One would think that this is basic; yet, spot how many of these basic principles have been violated by this one single line in the Court’s order reserving judgment. And one needs to ask oneself what legal value is carried by a judgment which appears to fall short of complying with even the minimum threshold of what the rule of law demands.

It is important to note that this wasn’t the only avenue open to the Court. As I have argued before in the context of the Rafale case, the Court could have simply refused to look at the decision-making process. That would arguably have been judicial abdication, but it would also have been, in a way, intellectually honest.

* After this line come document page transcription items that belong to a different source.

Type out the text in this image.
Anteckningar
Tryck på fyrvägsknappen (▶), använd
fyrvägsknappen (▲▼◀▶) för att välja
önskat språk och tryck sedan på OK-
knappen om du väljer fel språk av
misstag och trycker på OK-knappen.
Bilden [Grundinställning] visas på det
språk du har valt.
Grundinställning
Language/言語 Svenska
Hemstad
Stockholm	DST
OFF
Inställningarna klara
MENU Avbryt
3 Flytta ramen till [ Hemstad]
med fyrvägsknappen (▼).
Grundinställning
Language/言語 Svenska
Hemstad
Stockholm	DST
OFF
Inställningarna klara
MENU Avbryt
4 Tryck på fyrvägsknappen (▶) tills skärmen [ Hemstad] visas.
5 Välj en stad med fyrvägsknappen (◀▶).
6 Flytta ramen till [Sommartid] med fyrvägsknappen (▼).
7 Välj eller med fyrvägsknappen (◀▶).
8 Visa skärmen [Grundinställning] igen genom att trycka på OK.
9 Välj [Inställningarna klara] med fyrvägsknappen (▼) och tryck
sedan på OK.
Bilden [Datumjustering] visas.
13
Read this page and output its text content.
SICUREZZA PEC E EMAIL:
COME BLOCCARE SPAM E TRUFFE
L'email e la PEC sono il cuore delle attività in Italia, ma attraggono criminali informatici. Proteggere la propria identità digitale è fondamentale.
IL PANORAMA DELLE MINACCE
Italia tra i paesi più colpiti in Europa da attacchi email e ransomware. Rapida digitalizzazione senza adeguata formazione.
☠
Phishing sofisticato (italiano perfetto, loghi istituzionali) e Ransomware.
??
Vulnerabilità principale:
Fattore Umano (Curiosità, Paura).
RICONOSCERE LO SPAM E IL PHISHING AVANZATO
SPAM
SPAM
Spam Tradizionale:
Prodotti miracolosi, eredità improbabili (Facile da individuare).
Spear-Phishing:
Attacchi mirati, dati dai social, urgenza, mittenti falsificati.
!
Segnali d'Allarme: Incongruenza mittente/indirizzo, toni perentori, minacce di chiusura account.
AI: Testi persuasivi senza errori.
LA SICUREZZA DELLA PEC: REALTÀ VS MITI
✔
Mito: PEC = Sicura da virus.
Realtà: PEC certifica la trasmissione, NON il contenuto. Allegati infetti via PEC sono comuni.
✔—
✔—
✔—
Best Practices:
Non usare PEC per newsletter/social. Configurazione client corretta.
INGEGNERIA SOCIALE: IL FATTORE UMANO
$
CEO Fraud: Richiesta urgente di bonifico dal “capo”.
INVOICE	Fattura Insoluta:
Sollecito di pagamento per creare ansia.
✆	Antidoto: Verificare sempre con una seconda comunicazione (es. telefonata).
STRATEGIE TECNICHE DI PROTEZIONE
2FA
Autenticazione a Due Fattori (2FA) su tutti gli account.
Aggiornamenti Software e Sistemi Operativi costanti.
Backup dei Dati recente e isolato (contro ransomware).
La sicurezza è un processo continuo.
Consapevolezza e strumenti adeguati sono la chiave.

What we have now is a halfway-house to nowhere, where the Court wants to retain its power to scrutinise government action, while at the same time in a way that nobody can scrutinise it for how it goes about that task. Much like the executive, the Court wants to eat its cake and have it too.

Constitutional Standards

A quick, concluding point about the applicable legal standards in this case. The Petitioners have argued that the standard of proportionality should apply, as demonetisation impacted numerous fundamental rights. The Attorney-General and the RBI have resisted this. What standard they prefer is somewhat ambiguous: it has shifted between no judicial review at all, and light-touch rationality review. The core of their case is that when it comes to the economy and to banking, substantial play in the joints must be accorded to the government.

Two points arise in response to this. The first is that we have, once again, that internal tension in the State’s submissions. If the decision to demonetise came from an independent recommendation of the RBI – and if the RBI is itself an autonomous, independent body that is meant to take its decisions on non-political bases, then there is no reason why its decisions can’t be subjected to rigorous scrutiny, at the very least, on the defined parametres that it is supposed to apply.

More importantly, however, the proportionality standard does not commit the court to interventionist scrutiny. The four steps of the proportionality standard are flexible enough for the court to accord greater deference on economic issues: from the rationality prong to the necessity prong, at each step, the court can take into account that economic policy needs greater play in the joints, and thereby, lessen the burden of justification upon the state. The proportionality test, however, retains great value, because at all times it requires the State to justify its decision by giving due reasons. That is the minimum that should be expected of the State, within the context of the rule of law.

The history of the demonetisation case has already seen the unfortunate deployment of two recent judicial tools that inure to the benefit of the executive: judicial evasion and the sealed cover. As we await the final judgment of the court – especially on the substantive and procedural issues outlined above – it remains to be seen whether the trinity will now be completed with a judgment that is deferential to the executive on questions of fourth branch independence, due process, and standards of judicial scrutiny – or not.

It is important to clarify that this article is not making an independent case for central bank autonomy. This author does not agree with the argument that institutions like central banks ought to be encased from democratic control. It is important to be clear, therefore, that this article is not a first principles argument for the separation between the RBI and the central government, but rather, an argument within the existing statutory and constitutional context. In any event, RBI independence affects only the section 26(2) part of the argument, and not the others.